Trial ordered for 100-year-old death camp guard
August 1, 2021A 100-year-old former guard at the Sachsenhausen Nazi concentration camp will stand trial in the fall, German newspaper Welt am Sonntag reported on Sunday.
The district court of Neuruppin, a town in the eastern state of Brandenburg, recognized the charges of accessory to murder in some 3,500 cases. The trial is scheduled to start in October.
Despite his age, the defendant should be able to take part in proceedings for up to two and a half hours per day, a court spokesman told the German newspaper.
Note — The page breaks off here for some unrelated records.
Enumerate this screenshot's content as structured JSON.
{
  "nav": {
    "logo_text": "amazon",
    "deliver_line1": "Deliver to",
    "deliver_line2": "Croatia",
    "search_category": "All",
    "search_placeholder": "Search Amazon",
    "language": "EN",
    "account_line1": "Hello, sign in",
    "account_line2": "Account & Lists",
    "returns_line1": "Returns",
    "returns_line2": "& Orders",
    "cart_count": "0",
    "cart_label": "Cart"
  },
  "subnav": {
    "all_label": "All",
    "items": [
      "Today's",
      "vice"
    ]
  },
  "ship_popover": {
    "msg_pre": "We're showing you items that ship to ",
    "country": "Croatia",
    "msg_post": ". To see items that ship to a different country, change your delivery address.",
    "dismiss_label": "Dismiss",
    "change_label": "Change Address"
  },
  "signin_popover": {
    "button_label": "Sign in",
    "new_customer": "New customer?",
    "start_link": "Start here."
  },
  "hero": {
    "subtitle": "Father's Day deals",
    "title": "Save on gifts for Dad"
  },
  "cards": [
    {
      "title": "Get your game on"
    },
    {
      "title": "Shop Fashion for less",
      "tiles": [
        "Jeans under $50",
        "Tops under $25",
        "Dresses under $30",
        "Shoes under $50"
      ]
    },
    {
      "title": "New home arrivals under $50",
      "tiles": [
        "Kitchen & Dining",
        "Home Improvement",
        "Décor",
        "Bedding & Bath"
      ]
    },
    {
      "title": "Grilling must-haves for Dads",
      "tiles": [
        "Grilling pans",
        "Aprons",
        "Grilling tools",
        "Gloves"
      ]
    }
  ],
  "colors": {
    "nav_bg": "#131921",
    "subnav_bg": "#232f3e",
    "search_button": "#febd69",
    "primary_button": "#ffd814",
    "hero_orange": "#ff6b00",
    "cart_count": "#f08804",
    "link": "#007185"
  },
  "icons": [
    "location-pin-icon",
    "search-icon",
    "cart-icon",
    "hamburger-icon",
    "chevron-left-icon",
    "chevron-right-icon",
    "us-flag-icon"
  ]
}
Horrors at the camp near Berlin
The accused, who was not named for legal reasons, worked as a prison guard at Sachsenhausen from 1942 to 1945.
Tens of thousands of the more than 200,000 prisoners interned at the camp died as a result of hunger, disease, forced labor and mistreatment or "were victims of systematic extermination operations by the Nazis," according to the Sachsenhausen Memorial and Museum website.
The death camp in Oranienburg, just outside Berlin, was in operation from 1936 to the end of the Third Reich in May 1945.
Landmark 2011 case
Prosecutors are still trying to bring a handful of Nazi-era suspects to justice some 76 years after World War II ended.
A landmark case in 2011 paved the way for more prosecutions when a Munich court ruled that working in a concentration camp was enough for a conviction, even if there was no proof of a specific crime.
John Demjanjuk was a guard at the Sobibor death camp in Nazi-occupied Poland. He was convicted in 2011 on almost 30,000 counts of accessory to murder.